Журналистка повозилась с мышкой, нажала несколько кнопок на клавиатуре. Стоящий неподалеку принтер загудел, зашуршал бумагой и выдал листок.

— Так-так-так… — Джон подхватил еще горячую бумагу и принялся читать. — «Молим, чтобы учение Иисуса Христа вошло в жизнь каждого…» Так-так-так… «Пусть благодать снизойдет на нас и пребудет вечно…» Тут большой кусок совершенно нечитаемый. Ага! «Тем самым даем вам, Рутгер фон Блюм, известный также как Роджер де Флёр, адмирал Неаполя и святого ордена Храма, полное право и власть доставить эти сокровища в безопасное место через море и из рук безбожника Саладина…»

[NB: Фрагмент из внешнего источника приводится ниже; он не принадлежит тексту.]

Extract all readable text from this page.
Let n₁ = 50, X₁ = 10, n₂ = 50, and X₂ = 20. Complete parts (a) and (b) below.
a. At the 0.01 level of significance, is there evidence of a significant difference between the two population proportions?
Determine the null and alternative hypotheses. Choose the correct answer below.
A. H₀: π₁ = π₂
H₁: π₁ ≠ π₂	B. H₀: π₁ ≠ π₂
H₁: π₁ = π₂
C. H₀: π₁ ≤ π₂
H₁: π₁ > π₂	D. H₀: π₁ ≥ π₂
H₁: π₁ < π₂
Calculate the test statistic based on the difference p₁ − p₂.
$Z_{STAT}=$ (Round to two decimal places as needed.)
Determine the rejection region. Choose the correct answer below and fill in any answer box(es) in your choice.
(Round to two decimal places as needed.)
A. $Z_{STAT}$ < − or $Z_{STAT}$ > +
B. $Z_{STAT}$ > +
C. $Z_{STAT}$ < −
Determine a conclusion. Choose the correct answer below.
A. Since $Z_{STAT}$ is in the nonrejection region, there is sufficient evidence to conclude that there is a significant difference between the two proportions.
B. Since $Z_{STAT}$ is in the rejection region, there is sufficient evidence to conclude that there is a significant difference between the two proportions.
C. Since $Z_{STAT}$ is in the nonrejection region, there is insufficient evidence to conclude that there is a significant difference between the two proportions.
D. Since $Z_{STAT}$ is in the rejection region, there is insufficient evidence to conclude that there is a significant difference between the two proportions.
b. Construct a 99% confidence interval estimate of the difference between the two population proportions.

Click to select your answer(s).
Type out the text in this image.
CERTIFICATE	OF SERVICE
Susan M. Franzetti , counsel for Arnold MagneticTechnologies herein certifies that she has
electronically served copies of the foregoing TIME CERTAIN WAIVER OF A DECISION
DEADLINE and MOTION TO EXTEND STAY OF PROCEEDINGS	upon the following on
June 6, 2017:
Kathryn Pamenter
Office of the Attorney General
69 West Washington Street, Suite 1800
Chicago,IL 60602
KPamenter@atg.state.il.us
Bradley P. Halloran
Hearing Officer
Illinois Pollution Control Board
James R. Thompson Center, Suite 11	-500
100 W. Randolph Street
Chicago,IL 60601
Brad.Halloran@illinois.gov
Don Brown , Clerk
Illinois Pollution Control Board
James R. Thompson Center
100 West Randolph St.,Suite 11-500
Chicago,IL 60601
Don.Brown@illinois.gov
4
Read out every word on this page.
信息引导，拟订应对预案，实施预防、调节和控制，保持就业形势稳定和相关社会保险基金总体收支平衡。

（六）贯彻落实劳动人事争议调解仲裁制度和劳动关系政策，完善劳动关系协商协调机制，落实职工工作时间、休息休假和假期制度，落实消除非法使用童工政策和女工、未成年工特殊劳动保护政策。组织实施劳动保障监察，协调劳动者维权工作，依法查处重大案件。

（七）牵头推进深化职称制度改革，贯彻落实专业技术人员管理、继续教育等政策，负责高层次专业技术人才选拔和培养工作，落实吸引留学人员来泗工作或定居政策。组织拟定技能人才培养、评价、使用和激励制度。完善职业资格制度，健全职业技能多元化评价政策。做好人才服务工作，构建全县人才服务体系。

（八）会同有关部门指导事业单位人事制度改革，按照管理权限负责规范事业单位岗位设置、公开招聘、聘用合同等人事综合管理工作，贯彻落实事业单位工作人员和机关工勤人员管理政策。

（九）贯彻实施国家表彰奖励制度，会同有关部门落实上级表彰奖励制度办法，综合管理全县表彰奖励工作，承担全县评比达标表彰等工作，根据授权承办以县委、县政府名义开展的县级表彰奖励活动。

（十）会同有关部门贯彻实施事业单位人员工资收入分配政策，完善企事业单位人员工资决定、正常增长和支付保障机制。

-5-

— А там сказано, где находится это безопасное место?

— Нет. Все, что здесь сказано, это: «fanum cavernam petrosus quies».

— Как это понимать?

— «Пещерное святилище в скалистом месте отдыха». Это примерный перевод. Все-таки я не изучал латынь углубленно.

— Мы должны снова поговорить с Раффи.

Когда они добрались до больницы и получили у доктора Мензера разрешение посетить больного, Вануну уже не лежал, а сидел. Половину трубок и проводов сняли. Археолог выглядел гораздо лучше. Ложечкой он брал из пластиковой упаковки зеленое желе и осторожно, чтобы не зацепить разбитые губы, отправлял его в рот. Они продемонстрировали ему распечатки фотографий, а Холлидей сопроводил показ своими приблизительными переводами с латинского языка.

— Это папская булла, — сказал профессор. — Воззвание. Такие лицензии или патенты выдавали каперам, которые занимались морским разбоем. По сути дела, пираты, но на государственной службе.

— Странное слово — булла, — заметила Пэгги. — Никогда не могла понять, что оно означает. Всегда представляла булаву или булку…

— Папская булла — это свинцовая печать, которую привязывали к свитку с воззванием, — улыбнулся Раффи.

— А что вы думаете по поводу «пещерного святилища в скалистом месте отдыха»? — спросил подполковник. — Есть какие-то мысли?

— Никаких, — честно ответил Вануну. — Но я знаю, к кому вы можете обратиться за помощью.

— И к кому же?

— К моему другу — Морису Бернхейму. Он директор Национального морского музея в Париже. И он написал книгу по истории средиземноморского судоходства. От античности до Нового времени. Если вам нужен человек, располагающий сведениями о Роджере де Флёре, то это, я уверен, Морис.